Es la parte más importante del artículo, y la que menos se encuentra. La dieta blanda sirve para un episodio leve y puntual en un perro que, por lo demás, está bien. No sirve —y retrasa el diagnóstico— en estos casos:

  • Sangre en las heces o en el vómito, o heces negras y alquitranadas.
  • El perro está decaído, apático o débil, más allá de estar un poco tocado.
  • Vómitos repetidos o incapacidad de retener el agua.
  • Dolor abdominal: postura encorvada, se queja al tocarle la barriga, no quiere moverse.
  • Intentos de vomitar sin expulsar nada, con el abdomen hinchado: en perros de pecho profundo puede ser una dilatación-torsión gástrica, una urgencia vital que no admite espera.
  • Fiebre, encías pálidas o signos de deshidratación.
  • Cachorros, perros geriátricos o con enfermedad previa: aquí el margen es mucho menor.
  • Sospecha de que ha comido algo que no debía: un cuerpo extraño, un tóxico, una planta, medicación humana.
  • El cuadro dura más de 48 horas o se repite cada pocas semanas. Una diarrea recurrente no es un problema de dieta blanda: es algo que hay que investigar.

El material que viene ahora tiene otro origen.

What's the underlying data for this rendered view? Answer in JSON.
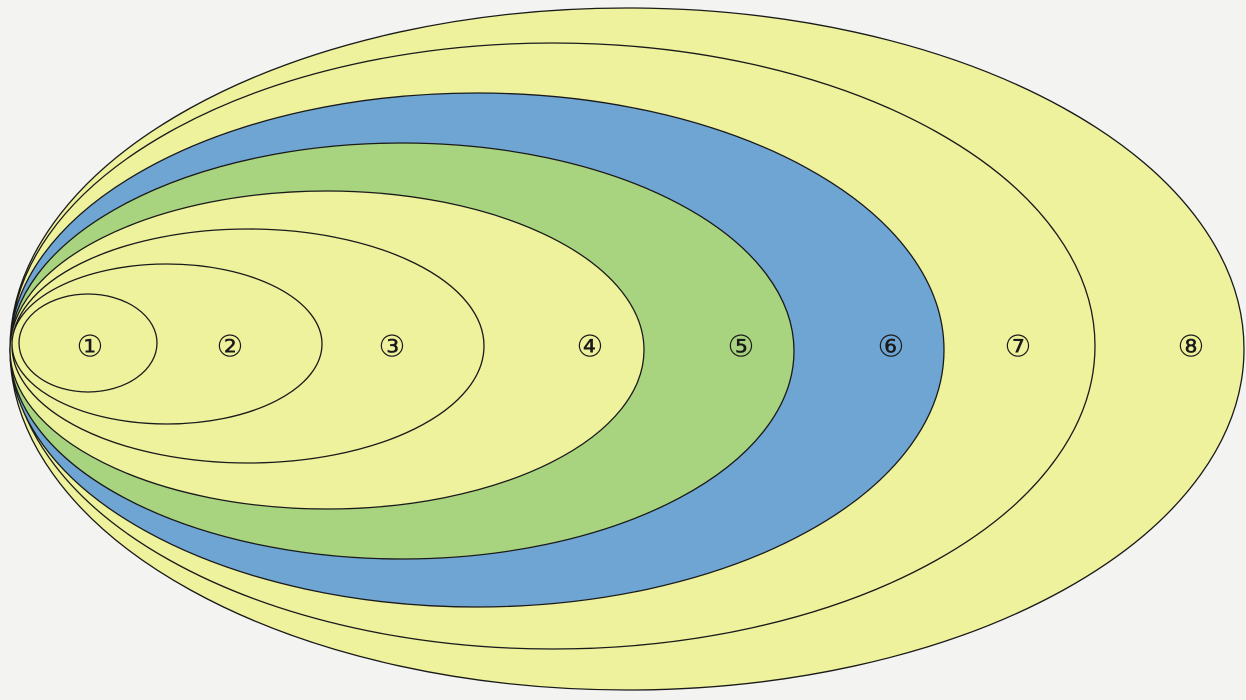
{
  "diagram": {
    "type": "nested-ellipses",
    "colors": {
      "background": "#f3f3f1",
      "yellow": "#eff29d",
      "green": "#a9d47f",
      "blue": "#6fa5d2",
      "outline": "#1a1a1a"
    },
    "regions": [
      {
        "label": "⑧",
        "fill": "#eff29d"
      },
      {
        "label": "⑦",
        "fill": "#eff29d"
      },
      {
        "label": "⑥",
        "fill": "#6fa5d2"
      },
      {
        "label": "⑤",
        "fill": "#a9d47f"
      },
      {
        "label": "④",
        "fill": "#eff29d"
      },
      {
        "label": "③",
        "fill": "#eff29d"
      },
      {
        "label": "②",
        "fill": "#eff29d"
      },
      {
        "label": "①",
        "fill": "#eff29d"
      }
    ]
  }
}
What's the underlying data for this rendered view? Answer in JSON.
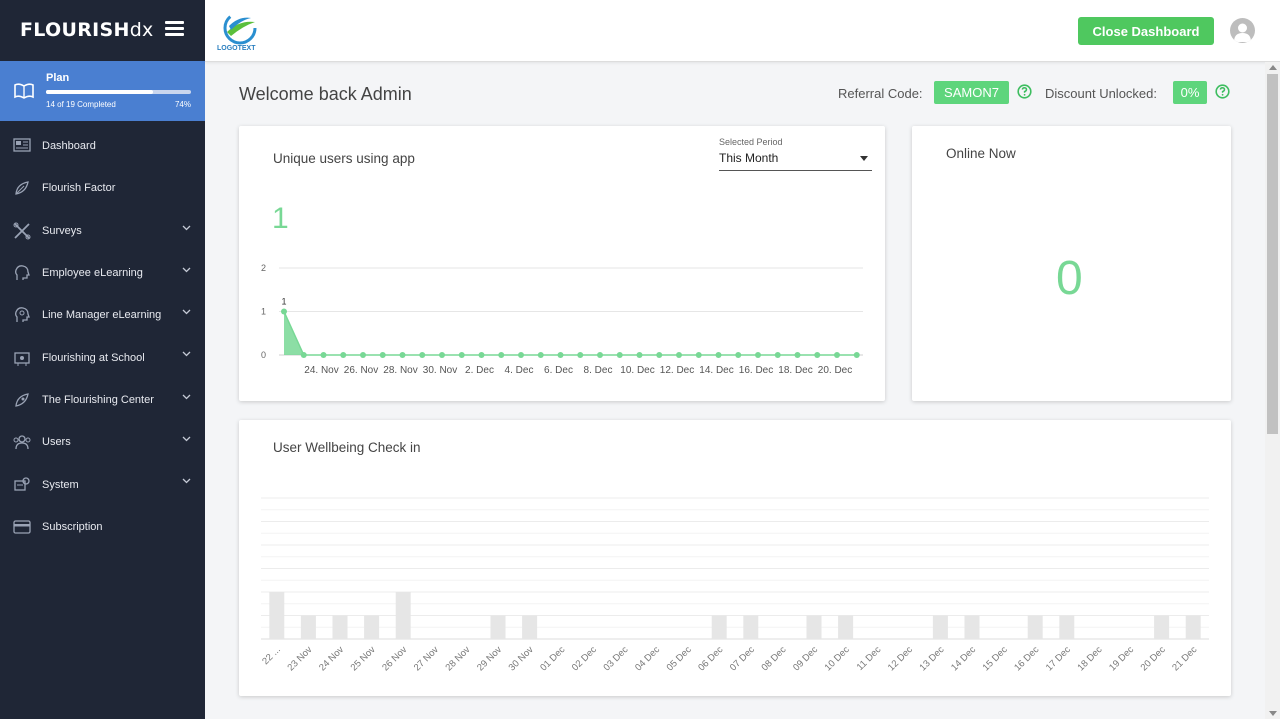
{
  "brand": {
    "main": "FLOURISH",
    "sub": "dx"
  },
  "plan": {
    "title": "Plan",
    "completed": "14 of 19 Completed",
    "percent": "74%",
    "progress": 0.74
  },
  "nav": [
    {
      "label": "Dashboard",
      "icon": "dashboard-icon",
      "chevron": false
    },
    {
      "label": "Flourish Factor",
      "icon": "leaf-icon",
      "chevron": false
    },
    {
      "label": "Surveys",
      "icon": "tools-icon",
      "chevron": true
    },
    {
      "label": "Employee eLearning",
      "icon": "head-icon",
      "chevron": true
    },
    {
      "label": "Line Manager eLearning",
      "icon": "head-gear-icon",
      "chevron": true
    },
    {
      "label": "Flourishing at School",
      "icon": "school-icon",
      "chevron": true
    },
    {
      "label": "The Flourishing Center",
      "icon": "center-icon",
      "chevron": true
    },
    {
      "label": "Users",
      "icon": "users-icon",
      "chevron": true
    },
    {
      "label": "System",
      "icon": "system-icon",
      "chevron": true
    },
    {
      "label": "Subscription",
      "icon": "card-icon",
      "chevron": false
    }
  ],
  "header": {
    "logo_text": "LOGOTEXT",
    "close_label": "Close Dashboard"
  },
  "welcome": {
    "title": "Welcome back Admin",
    "referral_label": "Referral Code:",
    "referral_code": "SAMON7",
    "discount_label": "Discount Unlocked:",
    "discount_value": "0%"
  },
  "colors": {
    "accent_green": "#5ed57c",
    "chart_green": "#78d895",
    "sidebar": "#1f2636",
    "plan_blue": "#4a7fd1",
    "button_green": "#4fc85f",
    "bar_gray": "#e6e6e6"
  },
  "unique_users": {
    "title": "Unique users using app",
    "total": "1",
    "period_label": "Selected Period",
    "period_value": "This Month"
  },
  "online": {
    "title": "Online Now",
    "value": "0"
  },
  "wellbeing": {
    "title": "User Wellbeing Check in"
  },
  "chart_data": [
    {
      "type": "area",
      "title": "Unique users using app",
      "ylim": [
        0,
        2
      ],
      "yticks": [
        0,
        1,
        2
      ],
      "x_tick_labels": [
        "24. Nov",
        "26. Nov",
        "28. Nov",
        "30. Nov",
        "2. Dec",
        "4. Dec",
        "6. Dec",
        "8. Dec",
        "10. Dec",
        "12. Dec",
        "14. Dec",
        "16. Dec",
        "18. Dec",
        "20. Dec"
      ],
      "x": [
        "22. Nov",
        "23. Nov",
        "24. Nov",
        "25. Nov",
        "26. Nov",
        "27. Nov",
        "28. Nov",
        "29. Nov",
        "30. Nov",
        "1. Dec",
        "2. Dec",
        "3. Dec",
        "4. Dec",
        "5. Dec",
        "6. Dec",
        "7. Dec",
        "8. Dec",
        "9. Dec",
        "10. Dec",
        "11. Dec",
        "12. Dec",
        "13. Dec",
        "14. Dec",
        "15. Dec",
        "16. Dec",
        "17. Dec",
        "18. Dec",
        "19. Dec",
        "20. Dec",
        "21. Dec"
      ],
      "values": [
        1,
        0,
        0,
        0,
        0,
        0,
        0,
        0,
        0,
        0,
        0,
        0,
        0,
        0,
        0,
        0,
        0,
        0,
        0,
        0,
        0,
        0,
        0,
        0,
        0,
        0,
        0,
        0,
        0,
        0
      ],
      "data_labels": [
        {
          "index": 0,
          "text": "1"
        }
      ],
      "grid": true
    },
    {
      "type": "bar",
      "title": "User Wellbeing Check in",
      "categories": [
        "22 ...",
        "23 Nov",
        "24 Nov",
        "25 Nov",
        "26 Nov",
        "27 Nov",
        "28 Nov",
        "29 Nov",
        "30 Nov",
        "01 Dec",
        "02 Dec",
        "03 Dec",
        "04 Dec",
        "05 Dec",
        "06 Dec",
        "07 Dec",
        "08 Dec",
        "09 Dec",
        "10 Dec",
        "11 Dec",
        "12 Dec",
        "13 Dec",
        "14 Dec",
        "15 Dec",
        "16 Dec",
        "17 Dec",
        "18 Dec",
        "19 Dec",
        "20 Dec",
        "21 Dec"
      ],
      "values": [
        2,
        1,
        1,
        1,
        2,
        0,
        0,
        1,
        1,
        0,
        0,
        0,
        0,
        0,
        1,
        1,
        0,
        1,
        1,
        0,
        0,
        1,
        1,
        0,
        1,
        1,
        0,
        0,
        1,
        1
      ],
      "ylim": [
        0,
        6
      ],
      "grid": true
    }
  ]
}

En cualquiera de estos casos, veterinario, y sin esperar a ver cómo evoluciona. La dieta blanda no cura nada: solo facilita la recuperación cuando el problema ya se está resolviendo solo.

Y después, ¿qué?

Si tu perro tiene episodios digestivos con cierta frecuencia y el veterinario ya ha descartado causas médicas, puede que el problema esté en la dieta habitual: una comida demasiado grasa, un cambio hecho demasiado rápido o un alimento que no le sienta bien. Tienes las causas más frecuentes en nuestras guías sobre por qué vomita un perro y la diarrea en perros.

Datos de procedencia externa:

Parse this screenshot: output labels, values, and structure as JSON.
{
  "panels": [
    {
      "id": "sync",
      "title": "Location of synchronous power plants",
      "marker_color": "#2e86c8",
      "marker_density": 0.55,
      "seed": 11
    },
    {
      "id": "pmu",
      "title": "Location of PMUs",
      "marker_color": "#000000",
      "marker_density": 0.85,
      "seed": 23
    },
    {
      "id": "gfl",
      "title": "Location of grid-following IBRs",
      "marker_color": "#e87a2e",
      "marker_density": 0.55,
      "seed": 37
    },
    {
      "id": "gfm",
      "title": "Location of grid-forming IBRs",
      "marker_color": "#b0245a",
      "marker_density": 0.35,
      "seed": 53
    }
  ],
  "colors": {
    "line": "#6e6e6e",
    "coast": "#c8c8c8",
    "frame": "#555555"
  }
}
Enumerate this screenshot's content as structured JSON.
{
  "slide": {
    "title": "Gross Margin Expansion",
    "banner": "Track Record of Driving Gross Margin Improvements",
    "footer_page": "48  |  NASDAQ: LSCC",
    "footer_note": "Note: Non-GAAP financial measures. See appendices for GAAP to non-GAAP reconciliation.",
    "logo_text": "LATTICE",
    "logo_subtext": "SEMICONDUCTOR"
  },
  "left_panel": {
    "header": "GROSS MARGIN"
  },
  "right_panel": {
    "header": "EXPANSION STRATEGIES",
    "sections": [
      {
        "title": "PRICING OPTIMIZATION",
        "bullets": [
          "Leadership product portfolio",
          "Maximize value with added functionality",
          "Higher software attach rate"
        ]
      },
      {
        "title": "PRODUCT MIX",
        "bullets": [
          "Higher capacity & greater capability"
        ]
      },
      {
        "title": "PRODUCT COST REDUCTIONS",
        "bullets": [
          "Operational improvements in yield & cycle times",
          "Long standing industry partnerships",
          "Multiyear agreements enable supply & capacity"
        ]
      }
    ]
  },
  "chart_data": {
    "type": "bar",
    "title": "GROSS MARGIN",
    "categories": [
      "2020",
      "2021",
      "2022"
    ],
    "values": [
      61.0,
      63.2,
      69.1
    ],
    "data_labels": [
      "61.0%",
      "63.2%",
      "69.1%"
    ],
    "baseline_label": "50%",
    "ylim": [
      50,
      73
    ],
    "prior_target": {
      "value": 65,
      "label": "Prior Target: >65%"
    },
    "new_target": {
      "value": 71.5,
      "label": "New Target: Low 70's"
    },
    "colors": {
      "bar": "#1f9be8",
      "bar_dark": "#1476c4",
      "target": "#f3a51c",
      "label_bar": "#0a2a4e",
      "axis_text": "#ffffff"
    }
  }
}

Y si estás valorando cambiarle la alimentación, hazlo siempre de forma gradual, en 7-10 días: los cambios bruscos son, por sí solos, una de las causas más habituales de diarrea. Tienes el paso a paso en cómo cambiar del pienso a la comida natural y las opciones comparadas en cómo elegir la comida natural de tu perro.

Esta guía es informativa y no sustituye la consulta con tu veterinario.